For commercial real estate, which is our focus, evaluations are typically allowed if 1) the transaction value is less than $500,000; 2) an appraisal is not required by federal law. Additionally, one may use an evaluation when a recent appraisal has been done and 1) related market conditions have not changed in the interim; and 2) the purpose is refinancing only, with no new funds being loaned. For almost everything else in commercial real estate – transactions with values over $500,000 for which an appraisal has not been recently provided, or where required by federal law – an appraisal is needed.

Although evaluations may be appropriate and cost effective in certain situations, our experience is that most of the valuation work completed at Shenehon Company would not be considered a candidate for an evaluation. However, in instances where an evaluation may be a permitted option, it is our opinion that an appraisal that complies with USPAP is still the appropriate valuation service for clients. Estimating a reasonable and well-supported opinion of value through an evaluation still requires a level of analysis that is consistent with an appraisal and compliance with USPAP is not a significant hinderance in the process but instead aids in providing consistent valuation methodology, allowing appraisers to maintain the trust of clients and the public. Furthermore, in arenas such as the court of law or the Internal Revenue Service, appraisals remain as the accepted form of valuation.

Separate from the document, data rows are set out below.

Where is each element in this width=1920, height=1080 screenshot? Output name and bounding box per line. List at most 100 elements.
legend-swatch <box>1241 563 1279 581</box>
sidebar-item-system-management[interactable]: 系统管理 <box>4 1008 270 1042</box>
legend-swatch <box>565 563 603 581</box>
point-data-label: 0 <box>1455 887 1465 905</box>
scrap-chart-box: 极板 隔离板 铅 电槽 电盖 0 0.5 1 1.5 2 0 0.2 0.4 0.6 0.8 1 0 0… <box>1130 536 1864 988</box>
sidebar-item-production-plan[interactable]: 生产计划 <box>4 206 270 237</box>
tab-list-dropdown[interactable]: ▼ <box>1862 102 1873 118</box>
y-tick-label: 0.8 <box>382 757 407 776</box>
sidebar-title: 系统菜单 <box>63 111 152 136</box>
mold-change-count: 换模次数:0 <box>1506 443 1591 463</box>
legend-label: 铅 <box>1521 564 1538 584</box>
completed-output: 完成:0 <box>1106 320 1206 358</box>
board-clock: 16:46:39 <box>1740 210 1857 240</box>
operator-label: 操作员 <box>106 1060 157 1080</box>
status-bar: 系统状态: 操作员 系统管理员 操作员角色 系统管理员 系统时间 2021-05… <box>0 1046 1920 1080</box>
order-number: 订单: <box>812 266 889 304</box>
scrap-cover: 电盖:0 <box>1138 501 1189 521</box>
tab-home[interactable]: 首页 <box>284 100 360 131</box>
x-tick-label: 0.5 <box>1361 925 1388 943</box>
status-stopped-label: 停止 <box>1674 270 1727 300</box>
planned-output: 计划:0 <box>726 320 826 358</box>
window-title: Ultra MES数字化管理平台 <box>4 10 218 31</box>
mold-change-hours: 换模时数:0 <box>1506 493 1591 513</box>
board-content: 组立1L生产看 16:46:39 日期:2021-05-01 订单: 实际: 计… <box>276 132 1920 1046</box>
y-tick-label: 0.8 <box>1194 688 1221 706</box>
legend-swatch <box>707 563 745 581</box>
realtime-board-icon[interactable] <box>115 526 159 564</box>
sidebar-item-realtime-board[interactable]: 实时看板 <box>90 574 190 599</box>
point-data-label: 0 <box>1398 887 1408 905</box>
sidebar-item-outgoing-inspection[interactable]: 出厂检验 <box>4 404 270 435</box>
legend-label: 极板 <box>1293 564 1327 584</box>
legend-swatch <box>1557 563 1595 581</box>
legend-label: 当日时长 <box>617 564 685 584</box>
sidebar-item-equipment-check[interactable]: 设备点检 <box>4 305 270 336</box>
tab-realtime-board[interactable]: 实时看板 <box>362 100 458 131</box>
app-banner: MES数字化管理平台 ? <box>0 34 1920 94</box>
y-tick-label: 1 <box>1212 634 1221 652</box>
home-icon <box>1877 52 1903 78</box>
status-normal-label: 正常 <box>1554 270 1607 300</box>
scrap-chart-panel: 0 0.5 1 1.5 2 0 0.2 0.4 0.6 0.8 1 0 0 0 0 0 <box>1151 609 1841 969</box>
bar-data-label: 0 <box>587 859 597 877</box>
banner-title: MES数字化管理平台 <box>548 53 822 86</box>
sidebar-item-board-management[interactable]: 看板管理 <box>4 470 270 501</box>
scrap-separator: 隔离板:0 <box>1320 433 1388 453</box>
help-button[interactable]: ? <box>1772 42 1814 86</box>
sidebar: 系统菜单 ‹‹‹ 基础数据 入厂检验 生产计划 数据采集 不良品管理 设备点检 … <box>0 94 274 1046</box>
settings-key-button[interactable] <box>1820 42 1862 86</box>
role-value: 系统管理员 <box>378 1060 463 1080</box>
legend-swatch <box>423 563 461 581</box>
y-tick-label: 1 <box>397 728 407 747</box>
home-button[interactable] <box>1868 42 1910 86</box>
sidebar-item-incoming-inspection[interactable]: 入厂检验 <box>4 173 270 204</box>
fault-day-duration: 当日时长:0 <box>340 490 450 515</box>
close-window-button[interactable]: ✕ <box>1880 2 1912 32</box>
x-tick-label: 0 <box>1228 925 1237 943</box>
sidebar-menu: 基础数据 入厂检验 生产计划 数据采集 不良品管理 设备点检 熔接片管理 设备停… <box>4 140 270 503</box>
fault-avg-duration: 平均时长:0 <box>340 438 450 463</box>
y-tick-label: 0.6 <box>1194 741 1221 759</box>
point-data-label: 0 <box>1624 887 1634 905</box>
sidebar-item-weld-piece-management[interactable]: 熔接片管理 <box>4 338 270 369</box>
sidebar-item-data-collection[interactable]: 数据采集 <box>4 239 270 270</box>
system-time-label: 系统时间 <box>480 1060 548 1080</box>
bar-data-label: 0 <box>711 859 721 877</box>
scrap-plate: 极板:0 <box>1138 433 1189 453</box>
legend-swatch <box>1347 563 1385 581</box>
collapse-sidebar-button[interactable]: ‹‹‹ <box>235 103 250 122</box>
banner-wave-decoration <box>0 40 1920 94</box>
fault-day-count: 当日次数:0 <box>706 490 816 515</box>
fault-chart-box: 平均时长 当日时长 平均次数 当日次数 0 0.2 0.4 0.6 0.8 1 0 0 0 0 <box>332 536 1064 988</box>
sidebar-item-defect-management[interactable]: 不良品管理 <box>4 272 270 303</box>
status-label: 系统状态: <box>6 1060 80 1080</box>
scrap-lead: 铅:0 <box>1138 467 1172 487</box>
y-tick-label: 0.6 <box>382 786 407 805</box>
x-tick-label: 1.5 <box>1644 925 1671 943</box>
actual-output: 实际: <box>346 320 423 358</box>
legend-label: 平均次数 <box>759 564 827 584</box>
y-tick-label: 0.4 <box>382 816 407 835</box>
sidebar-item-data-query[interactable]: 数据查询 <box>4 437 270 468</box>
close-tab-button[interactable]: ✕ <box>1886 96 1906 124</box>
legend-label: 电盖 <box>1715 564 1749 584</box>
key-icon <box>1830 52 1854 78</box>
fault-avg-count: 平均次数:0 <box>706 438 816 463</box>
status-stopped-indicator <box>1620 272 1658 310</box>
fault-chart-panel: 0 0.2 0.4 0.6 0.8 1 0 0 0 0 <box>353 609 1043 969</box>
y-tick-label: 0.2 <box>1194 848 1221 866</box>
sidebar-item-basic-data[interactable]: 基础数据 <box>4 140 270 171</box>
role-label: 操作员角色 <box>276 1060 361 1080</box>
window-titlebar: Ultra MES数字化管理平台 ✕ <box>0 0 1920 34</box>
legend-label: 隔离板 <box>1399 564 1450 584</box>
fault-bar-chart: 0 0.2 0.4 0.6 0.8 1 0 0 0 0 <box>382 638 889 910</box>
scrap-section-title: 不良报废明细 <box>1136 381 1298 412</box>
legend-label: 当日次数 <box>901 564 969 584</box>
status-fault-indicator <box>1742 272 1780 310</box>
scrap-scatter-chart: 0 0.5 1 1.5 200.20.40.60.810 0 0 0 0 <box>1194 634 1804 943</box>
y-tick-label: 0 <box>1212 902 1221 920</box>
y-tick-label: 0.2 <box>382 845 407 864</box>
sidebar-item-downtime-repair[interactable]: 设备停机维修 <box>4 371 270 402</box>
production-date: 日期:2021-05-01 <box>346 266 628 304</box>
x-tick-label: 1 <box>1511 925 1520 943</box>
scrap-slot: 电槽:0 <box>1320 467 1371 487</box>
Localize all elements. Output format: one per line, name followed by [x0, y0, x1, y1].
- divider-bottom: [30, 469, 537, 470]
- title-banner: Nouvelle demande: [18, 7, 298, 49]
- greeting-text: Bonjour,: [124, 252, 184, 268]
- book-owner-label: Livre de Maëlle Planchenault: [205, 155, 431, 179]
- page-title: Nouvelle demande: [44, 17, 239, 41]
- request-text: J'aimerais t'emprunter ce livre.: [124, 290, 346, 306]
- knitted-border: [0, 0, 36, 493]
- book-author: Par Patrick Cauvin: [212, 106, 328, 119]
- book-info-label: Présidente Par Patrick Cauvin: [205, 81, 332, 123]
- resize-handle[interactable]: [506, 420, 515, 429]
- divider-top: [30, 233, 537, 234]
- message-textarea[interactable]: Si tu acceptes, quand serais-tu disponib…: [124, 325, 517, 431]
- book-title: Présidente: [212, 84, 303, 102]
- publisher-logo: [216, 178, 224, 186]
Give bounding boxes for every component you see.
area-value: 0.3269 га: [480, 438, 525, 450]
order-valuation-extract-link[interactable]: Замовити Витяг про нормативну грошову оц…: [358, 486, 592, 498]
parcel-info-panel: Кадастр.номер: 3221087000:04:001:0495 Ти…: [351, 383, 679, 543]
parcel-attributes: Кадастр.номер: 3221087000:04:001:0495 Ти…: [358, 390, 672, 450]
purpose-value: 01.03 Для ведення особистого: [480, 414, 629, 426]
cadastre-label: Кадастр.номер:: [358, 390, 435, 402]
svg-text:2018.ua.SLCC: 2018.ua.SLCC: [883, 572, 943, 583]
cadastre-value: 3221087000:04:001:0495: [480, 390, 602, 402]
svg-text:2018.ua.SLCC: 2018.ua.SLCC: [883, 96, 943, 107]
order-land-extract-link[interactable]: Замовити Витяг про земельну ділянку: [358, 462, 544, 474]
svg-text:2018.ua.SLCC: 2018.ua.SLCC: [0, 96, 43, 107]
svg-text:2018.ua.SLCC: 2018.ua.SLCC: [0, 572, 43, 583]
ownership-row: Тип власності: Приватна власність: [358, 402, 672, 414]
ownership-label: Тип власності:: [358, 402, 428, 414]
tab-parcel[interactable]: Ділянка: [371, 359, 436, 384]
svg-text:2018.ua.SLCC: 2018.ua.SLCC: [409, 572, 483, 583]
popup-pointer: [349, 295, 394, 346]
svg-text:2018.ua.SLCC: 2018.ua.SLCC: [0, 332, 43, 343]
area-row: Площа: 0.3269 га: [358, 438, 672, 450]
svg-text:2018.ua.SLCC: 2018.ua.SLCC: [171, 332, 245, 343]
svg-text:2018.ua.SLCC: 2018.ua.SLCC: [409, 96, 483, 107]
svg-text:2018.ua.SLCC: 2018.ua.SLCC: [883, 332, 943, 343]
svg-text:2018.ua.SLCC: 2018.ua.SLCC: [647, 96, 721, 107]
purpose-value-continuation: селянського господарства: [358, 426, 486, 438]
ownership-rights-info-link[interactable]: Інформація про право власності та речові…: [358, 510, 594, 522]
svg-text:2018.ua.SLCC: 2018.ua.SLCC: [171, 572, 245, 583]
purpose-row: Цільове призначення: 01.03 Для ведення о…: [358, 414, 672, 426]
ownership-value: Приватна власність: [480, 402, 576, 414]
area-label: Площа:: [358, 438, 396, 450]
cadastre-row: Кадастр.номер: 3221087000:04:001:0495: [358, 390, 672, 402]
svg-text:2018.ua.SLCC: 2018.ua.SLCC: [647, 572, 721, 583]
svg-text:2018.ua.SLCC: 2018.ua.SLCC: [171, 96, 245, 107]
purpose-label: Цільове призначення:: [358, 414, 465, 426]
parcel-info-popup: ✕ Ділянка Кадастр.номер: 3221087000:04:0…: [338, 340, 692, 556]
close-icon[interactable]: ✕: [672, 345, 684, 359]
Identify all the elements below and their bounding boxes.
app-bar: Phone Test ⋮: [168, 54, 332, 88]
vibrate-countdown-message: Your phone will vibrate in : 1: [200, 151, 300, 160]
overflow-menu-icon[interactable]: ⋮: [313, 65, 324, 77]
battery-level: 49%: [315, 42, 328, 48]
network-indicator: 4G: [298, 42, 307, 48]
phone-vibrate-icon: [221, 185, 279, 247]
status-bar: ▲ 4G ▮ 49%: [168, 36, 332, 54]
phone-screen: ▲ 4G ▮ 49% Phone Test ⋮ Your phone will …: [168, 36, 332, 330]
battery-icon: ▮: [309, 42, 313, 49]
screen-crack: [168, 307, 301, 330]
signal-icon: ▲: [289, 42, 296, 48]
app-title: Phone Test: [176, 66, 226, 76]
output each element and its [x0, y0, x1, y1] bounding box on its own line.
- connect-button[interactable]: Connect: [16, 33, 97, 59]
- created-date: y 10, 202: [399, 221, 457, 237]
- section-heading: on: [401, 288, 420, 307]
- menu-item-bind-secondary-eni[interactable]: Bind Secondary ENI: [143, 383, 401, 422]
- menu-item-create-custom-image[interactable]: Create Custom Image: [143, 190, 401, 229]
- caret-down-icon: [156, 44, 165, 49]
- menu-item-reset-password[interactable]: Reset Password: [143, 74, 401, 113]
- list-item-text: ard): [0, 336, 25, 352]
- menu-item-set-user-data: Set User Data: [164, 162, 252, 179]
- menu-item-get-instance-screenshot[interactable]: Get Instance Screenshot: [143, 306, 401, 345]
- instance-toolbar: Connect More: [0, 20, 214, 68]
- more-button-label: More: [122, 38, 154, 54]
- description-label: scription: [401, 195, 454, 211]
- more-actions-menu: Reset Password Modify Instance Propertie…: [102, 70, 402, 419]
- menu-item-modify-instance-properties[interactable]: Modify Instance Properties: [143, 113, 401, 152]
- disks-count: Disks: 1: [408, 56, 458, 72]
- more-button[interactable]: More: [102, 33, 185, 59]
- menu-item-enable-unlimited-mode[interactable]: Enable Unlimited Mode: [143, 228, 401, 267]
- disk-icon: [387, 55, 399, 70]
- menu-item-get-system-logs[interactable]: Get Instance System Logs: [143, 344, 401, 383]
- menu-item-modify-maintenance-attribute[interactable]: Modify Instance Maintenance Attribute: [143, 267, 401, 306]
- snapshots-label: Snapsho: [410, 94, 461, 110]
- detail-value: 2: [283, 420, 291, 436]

Although this legislation allows appraisers the opportunity to be engaged in assignments that may have otherwise been completed by a less qualified evaluator, we believe there is potential for confusion in the marketplace. For instance, we anticipate there may be confusion about the difference between an appraisal and an evaluation, particularly in terms of the quality of analysis received. Appraisers that choose to take on both evaluations and appraisals will need to take extra care in educating their clients on the differences and to make certain, particularly in performing evaluations, that their role is clearly understood.

We will also be watching to see what role evaluations will have in the marketplace in instances where a valuation is not required by federal law. Valuation work for purposes not regulated by federal law can comprise an extensive amount of potential assignments and it will be interesting to see how appraisal professionals will choose to determine when an evaluation is appropriate rather than appraisal.

We will be monitoring how evaluations will be utilized by appraisers and the valuation industry as both adjust to this change in legislation. A primary concern that we have is that evaluations tend to be a way of providing valuation services at a low-cost point with the tradeoff being that the accuracy and quality of valuation may be sacrificed at the hands of time and money.